Monday, Jun. 29, 1970
Grandmothers Are People Too
Youth constitutes 56% of the movie audiences. But what about the other 44%? Isn't their money just as good as the kids'? Better, declare the makers of A Walk in the Spring Rain. And so they have produced a menopausal melodrama reminiscent of an old Ladies' Home Journal serial. All that is missing are three staples and a recipe for lemon chiffon pie.
Libby Meredith (Ingrid Bergman) is bored. Her professorial husband Roger (Fritz Weaver) is a pedant who sprinkles even casual conversation with chalk dust. On Roger's sabbatical, the Merediths flee New York for a Tennessee farm. But while Roger is examining constitutional law, Libby sets to work fracturing some commandments. For lurking in the barn is the local satyr, Will Cade (Anthony Quinn). "I'm a grandmother," protests Libby at first. "There's a lot of woman left in ya," grunts Will.

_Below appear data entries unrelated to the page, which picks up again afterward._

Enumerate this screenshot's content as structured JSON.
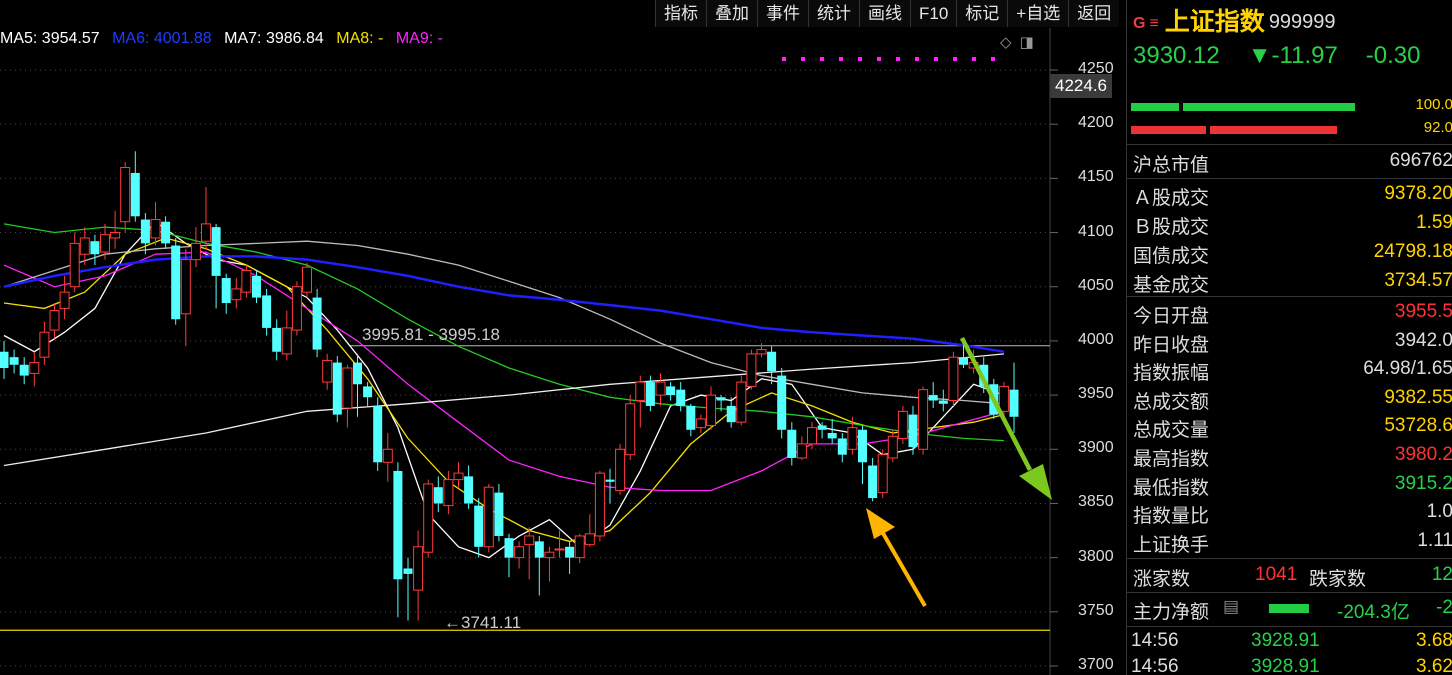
{
  "toolbar": [
    "指标",
    "叠加",
    "事件",
    "统计",
    "画线",
    "F10",
    "标记",
    "+自选",
    "返回"
  ],
  "ma_legend": [
    {
      "text": "MA5: 3954.57",
      "color": "#ffffff"
    },
    {
      "text": "MA6: 4001.88",
      "color": "#1f3cff"
    },
    {
      "text": "MA7: 3986.84",
      "color": "#ffffff"
    },
    {
      "text": "MA8: -",
      "color": "#f5e100"
    },
    {
      "text": "MA9: -",
      "color": "#ff22ff"
    }
  ],
  "chart_controls": {
    "diamond": "◇",
    "panel": "◨"
  },
  "cursor_value": "4224.6",
  "chart_data": {
    "type": "candlestick",
    "ylim": [
      3700,
      4270
    ],
    "yticks": [
      4250,
      4200,
      4150,
      4100,
      4050,
      4000,
      3950,
      3900,
      3850,
      3800,
      3750,
      3700
    ],
    "candles": [
      [
        3990,
        3975,
        4000,
        3965
      ],
      [
        3985,
        3978,
        3992,
        3970
      ],
      [
        3978,
        3968,
        3985,
        3960
      ],
      [
        3970,
        3980,
        3990,
        3958
      ],
      [
        3985,
        4008,
        4018,
        3978
      ],
      [
        4010,
        4028,
        4035,
        4002
      ],
      [
        4030,
        4045,
        4060,
        4020
      ],
      [
        4050,
        4090,
        4100,
        4045
      ],
      [
        4080,
        4095,
        4105,
        4070
      ],
      [
        4092,
        4080,
        4098,
        4070
      ],
      [
        4082,
        4098,
        4108,
        4075
      ],
      [
        4095,
        4100,
        4120,
        4085
      ],
      [
        4110,
        4160,
        4165,
        4100
      ],
      [
        4155,
        4115,
        4175,
        4110
      ],
      [
        4112,
        4090,
        4118,
        4080
      ],
      [
        4095,
        4112,
        4128,
        4088
      ],
      [
        4110,
        4090,
        4115,
        4085
      ],
      [
        4088,
        4020,
        4095,
        4015
      ],
      [
        4025,
        4075,
        4085,
        3995
      ],
      [
        4075,
        4090,
        4105,
        4068
      ],
      [
        4092,
        4108,
        4142,
        4085
      ],
      [
        4105,
        4060,
        4108,
        4030
      ],
      [
        4058,
        4035,
        4062,
        4025
      ],
      [
        4038,
        4048,
        4058,
        4030
      ],
      [
        4045,
        4065,
        4070,
        4040
      ],
      [
        4060,
        4040,
        4065,
        4035
      ],
      [
        4042,
        4012,
        4048,
        4005
      ],
      [
        4012,
        3990,
        4020,
        3982
      ],
      [
        3988,
        4012,
        4028,
        3982
      ],
      [
        4010,
        4050,
        4055,
        4005
      ],
      [
        4045,
        4068,
        4072,
        4040
      ],
      [
        4040,
        3992,
        4048,
        3985
      ],
      [
        3962,
        3982,
        3988,
        3955
      ],
      [
        3980,
        3932,
        3986,
        3925
      ],
      [
        3938,
        3975,
        3978,
        3920
      ],
      [
        3980,
        3960,
        3988,
        3930
      ],
      [
        3958,
        3948,
        3962,
        3940
      ],
      [
        3940,
        3888,
        3948,
        3880
      ],
      [
        3888,
        3900,
        3915,
        3870
      ],
      [
        3880,
        3780,
        3888,
        3745
      ],
      [
        3790,
        3785,
        3800,
        3742
      ],
      [
        3770,
        3810,
        3825,
        3742
      ],
      [
        3805,
        3868,
        3872,
        3800
      ],
      [
        3865,
        3850,
        3875,
        3842
      ],
      [
        3848,
        3872,
        3880,
        3840
      ],
      [
        3872,
        3878,
        3888,
        3865
      ],
      [
        3875,
        3850,
        3885,
        3845
      ],
      [
        3848,
        3810,
        3855,
        3800
      ],
      [
        3810,
        3865,
        3868,
        3805
      ],
      [
        3860,
        3820,
        3868,
        3815
      ],
      [
        3818,
        3800,
        3822,
        3782
      ],
      [
        3800,
        3810,
        3815,
        3790
      ],
      [
        3812,
        3820,
        3828,
        3780
      ],
      [
        3815,
        3800,
        3820,
        3765
      ],
      [
        3800,
        3805,
        3810,
        3778
      ],
      [
        3808,
        3808,
        3825,
        3800
      ],
      [
        3810,
        3800,
        3815,
        3785
      ],
      [
        3800,
        3820,
        3822,
        3795
      ],
      [
        3812,
        3822,
        3840,
        3810
      ],
      [
        3820,
        3878,
        3880,
        3815
      ],
      [
        3872,
        3870,
        3882,
        3850
      ],
      [
        3862,
        3900,
        3905,
        3858
      ],
      [
        3895,
        3942,
        3950,
        3890
      ],
      [
        3945,
        3962,
        3968,
        3920
      ],
      [
        3962,
        3940,
        3968,
        3935
      ],
      [
        3950,
        3962,
        3970,
        3940
      ],
      [
        3958,
        3950,
        3962,
        3945
      ],
      [
        3955,
        3940,
        3962,
        3935
      ],
      [
        3940,
        3918,
        3942,
        3912
      ],
      [
        3920,
        3928,
        3932,
        3915
      ],
      [
        3922,
        3950,
        3958,
        3918
      ],
      [
        3948,
        3945,
        3950,
        3935
      ],
      [
        3940,
        3925,
        3948,
        3920
      ],
      [
        3925,
        3962,
        3968,
        3922
      ],
      [
        3958,
        3988,
        3992,
        3955
      ],
      [
        3988,
        3992,
        3998,
        3985
      ],
      [
        3990,
        3972,
        3995,
        3960
      ],
      [
        3968,
        3918,
        3975,
        3910
      ],
      [
        3918,
        3892,
        3925,
        3885
      ],
      [
        3892,
        3905,
        3912,
        3890
      ],
      [
        3905,
        3920,
        3925,
        3900
      ],
      [
        3922,
        3918,
        3925,
        3910
      ],
      [
        3915,
        3910,
        3928,
        3905
      ],
      [
        3910,
        3895,
        3915,
        3888
      ],
      [
        3900,
        3920,
        3930,
        3895
      ],
      [
        3918,
        3888,
        3922,
        3868
      ],
      [
        3885,
        3855,
        3892,
        3852
      ],
      [
        3860,
        3895,
        3900,
        3855
      ],
      [
        3892,
        3912,
        3918,
        3888
      ],
      [
        3910,
        3935,
        3940,
        3905
      ],
      [
        3932,
        3902,
        3940,
        3895
      ],
      [
        3900,
        3955,
        3958,
        3895
      ],
      [
        3950,
        3945,
        3962,
        3938
      ],
      [
        3945,
        3942,
        3955,
        3935
      ],
      [
        3945,
        3985,
        3990,
        3940
      ],
      [
        3985,
        3978,
        3998,
        3975
      ],
      [
        3975,
        3980,
        3992,
        3970
      ],
      [
        3978,
        3958,
        3985,
        3952
      ],
      [
        3960,
        3932,
        3965,
        3928
      ],
      [
        3935,
        3958,
        3962,
        3930
      ],
      [
        3955,
        3930,
        3980,
        3915
      ]
    ],
    "series": [
      {
        "color": "#ffffff",
        "width": 1.3,
        "points": [
          [
            0,
            4005
          ],
          [
            3,
            3990
          ],
          [
            6,
            4008
          ],
          [
            9,
            4030
          ],
          [
            12,
            4080
          ],
          [
            15,
            4110
          ],
          [
            18,
            4090
          ],
          [
            21,
            4075
          ],
          [
            24,
            4070
          ],
          [
            27,
            4055
          ],
          [
            30,
            4040
          ],
          [
            33,
            4010
          ],
          [
            36,
            3975
          ],
          [
            39,
            3920
          ],
          [
            42,
            3840
          ],
          [
            45,
            3810
          ],
          [
            48,
            3800
          ],
          [
            51,
            3820
          ],
          [
            54,
            3835
          ],
          [
            57,
            3810
          ],
          [
            60,
            3830
          ],
          [
            63,
            3880
          ],
          [
            66,
            3940
          ],
          [
            69,
            3950
          ],
          [
            72,
            3945
          ],
          [
            75,
            3965
          ],
          [
            78,
            3960
          ],
          [
            81,
            3920
          ],
          [
            84,
            3915
          ],
          [
            87,
            3895
          ],
          [
            90,
            3900
          ],
          [
            93,
            3930
          ],
          [
            96,
            3960
          ],
          [
            99,
            3950
          ]
        ]
      },
      {
        "color": "#f5e100",
        "width": 1.3,
        "points": [
          [
            0,
            4035
          ],
          [
            4,
            4030
          ],
          [
            8,
            4045
          ],
          [
            12,
            4080
          ],
          [
            16,
            4095
          ],
          [
            20,
            4085
          ],
          [
            24,
            4070
          ],
          [
            28,
            4050
          ],
          [
            32,
            4010
          ],
          [
            36,
            3965
          ],
          [
            40,
            3910
          ],
          [
            44,
            3870
          ],
          [
            48,
            3845
          ],
          [
            52,
            3825
          ],
          [
            56,
            3815
          ],
          [
            60,
            3825
          ],
          [
            64,
            3860
          ],
          [
            68,
            3905
          ],
          [
            72,
            3935
          ],
          [
            76,
            3952
          ],
          [
            80,
            3940
          ],
          [
            84,
            3925
          ],
          [
            88,
            3915
          ],
          [
            92,
            3920
          ],
          [
            96,
            3925
          ],
          [
            99,
            3932
          ]
        ]
      },
      {
        "color": "#ff22ff",
        "width": 1.3,
        "points": [
          [
            0,
            4070
          ],
          [
            5,
            4050
          ],
          [
            10,
            4060
          ],
          [
            15,
            4080
          ],
          [
            20,
            4082
          ],
          [
            25,
            4060
          ],
          [
            30,
            4030
          ],
          [
            35,
            4000
          ],
          [
            40,
            3960
          ],
          [
            45,
            3925
          ],
          [
            50,
            3890
          ],
          [
            55,
            3875
          ],
          [
            60,
            3865
          ],
          [
            65,
            3862
          ],
          [
            70,
            3862
          ],
          [
            75,
            3880
          ],
          [
            80,
            3905
          ],
          [
            85,
            3905
          ],
          [
            90,
            3912
          ],
          [
            95,
            3925
          ],
          [
            99,
            3935
          ]
        ]
      },
      {
        "color": "#22cc22",
        "width": 1.3,
        "points": [
          [
            0,
            4108
          ],
          [
            5,
            4100
          ],
          [
            10,
            4105
          ],
          [
            15,
            4102
          ],
          [
            20,
            4090
          ],
          [
            25,
            4082
          ],
          [
            30,
            4070
          ],
          [
            35,
            4048
          ],
          [
            40,
            4020
          ],
          [
            45,
            3995
          ],
          [
            50,
            3975
          ],
          [
            55,
            3960
          ],
          [
            60,
            3948
          ],
          [
            65,
            3942
          ],
          [
            70,
            3938
          ],
          [
            75,
            3935
          ],
          [
            80,
            3930
          ],
          [
            85,
            3922
          ],
          [
            90,
            3915
          ],
          [
            95,
            3910
          ],
          [
            99,
            3908
          ]
        ]
      },
      {
        "color": "#bbbbbb",
        "width": 1.3,
        "points": [
          [
            0,
            4050
          ],
          [
            5,
            4065
          ],
          [
            10,
            4080
          ],
          [
            15,
            4085
          ],
          [
            20,
            4088
          ],
          [
            25,
            4090
          ],
          [
            30,
            4092
          ],
          [
            35,
            4088
          ],
          [
            40,
            4080
          ],
          [
            45,
            4070
          ],
          [
            50,
            4055
          ],
          [
            55,
            4040
          ],
          [
            60,
            4020
          ],
          [
            65,
            3998
          ],
          [
            70,
            3980
          ],
          [
            75,
            3968
          ],
          [
            80,
            3960
          ],
          [
            85,
            3952
          ],
          [
            90,
            3948
          ],
          [
            95,
            3945
          ],
          [
            99,
            3942
          ]
        ]
      },
      {
        "color": "#1f1fff",
        "width": 2.5,
        "points": [
          [
            0,
            4050
          ],
          [
            5,
            4060
          ],
          [
            10,
            4068
          ],
          [
            15,
            4075
          ],
          [
            20,
            4078
          ],
          [
            25,
            4078
          ],
          [
            30,
            4075
          ],
          [
            35,
            4068
          ],
          [
            40,
            4060
          ],
          [
            45,
            4050
          ],
          [
            50,
            4042
          ],
          [
            55,
            4038
          ],
          [
            60,
            4033
          ],
          [
            65,
            4028
          ],
          [
            70,
            4020
          ],
          [
            75,
            4012
          ],
          [
            80,
            4008
          ],
          [
            85,
            4005
          ],
          [
            90,
            4002
          ],
          [
            95,
            3996
          ],
          [
            99,
            3990
          ]
        ]
      },
      {
        "color": "#eeeeee",
        "width": 1.3,
        "points": [
          [
            0,
            3885
          ],
          [
            10,
            3900
          ],
          [
            20,
            3915
          ],
          [
            30,
            3935
          ],
          [
            40,
            3942
          ],
          [
            50,
            3950
          ],
          [
            60,
            3960
          ],
          [
            70,
            3967
          ],
          [
            80,
            3974
          ],
          [
            90,
            3980
          ],
          [
            99,
            3988
          ]
        ]
      }
    ],
    "annotations": {
      "range_label": "3995.81 - 3995.18",
      "range_value": 3995.5,
      "low_label": "←3741.11",
      "low_value": 3733
    }
  },
  "side": {
    "g_icon": "G",
    "menu_icon": "≡",
    "index_name": "上证指数",
    "index_code": "999999",
    "price": "3930.12",
    "change": "▼-11.97",
    "change_pct": "-0.30",
    "bar_labels": [
      "100.0",
      "92.0"
    ],
    "rows1": [
      {
        "k": "沪总市值",
        "v": "696762",
        "c": "#dddddd"
      }
    ],
    "rows2": [
      {
        "k": "Ａ股成交",
        "v": "9378.20",
        "c": "#ffd400"
      },
      {
        "k": "Ｂ股成交",
        "v": "1.59",
        "c": "#ffd400"
      },
      {
        "k": "国债成交",
        "v": "24798.18",
        "c": "#ffd400"
      },
      {
        "k": "基金成交",
        "v": "3734.57",
        "c": "#ffd400"
      }
    ],
    "rows3": [
      {
        "k": "今日开盘",
        "v": "3955.5",
        "c": "#ff3333"
      },
      {
        "k": "昨日收盘",
        "v": "3942.0",
        "c": "#dddddd"
      },
      {
        "k": "指数振幅",
        "v": "64.98/1.65",
        "c": "#dddddd"
      },
      {
        "k": "总成交额",
        "v": "9382.55",
        "c": "#ffd400"
      },
      {
        "k": "总成交量",
        "v": "53728.6",
        "c": "#ffd400"
      },
      {
        "k": "最高指数",
        "v": "3980.2",
        "c": "#ff3333"
      },
      {
        "k": "最低指数",
        "v": "3915.2",
        "c": "#27d14a"
      },
      {
        "k": "指数量比",
        "v": "1.0",
        "c": "#dddddd"
      },
      {
        "k": "上证换手",
        "v": "1.11",
        "c": "#dddddd"
      }
    ],
    "up_label": "涨家数",
    "up_count": "1041",
    "down_label": "跌家数",
    "down_count": "12",
    "main_flow_label": "主力净额",
    "main_flow_value": "-204.3亿",
    "main_flow_extra": "-2",
    "ticks": [
      {
        "time": "14:56",
        "price": "3928.91",
        "vol": "3.68"
      },
      {
        "time": "14:56",
        "price": "3928.91",
        "vol": "3.62"
      }
    ]
  }
}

As students of pulp are aware, when a wife steps out of line, clouds form, hearts crack and marriages eventually heal. Old Will is left in Tennessee muttering, "I'll wait for ya; I ain't never going ta die." Indeed he won't. Fifty years from now he will still be surfacing as temptation in overalls, a persistent figure in women's fiction from D.H. Lawrence to Jacqueline Susann.
What does it matter if Anthony Quinn's ersatz Tennessee accent makes him seem the subject of the Scopes trial? Who cares if Ingrid Bergman's good Swedish bones and wholly preserved beauty are squandered? Grandmothers are people too. And Alexander Portnoy isn't the only one with fantasies.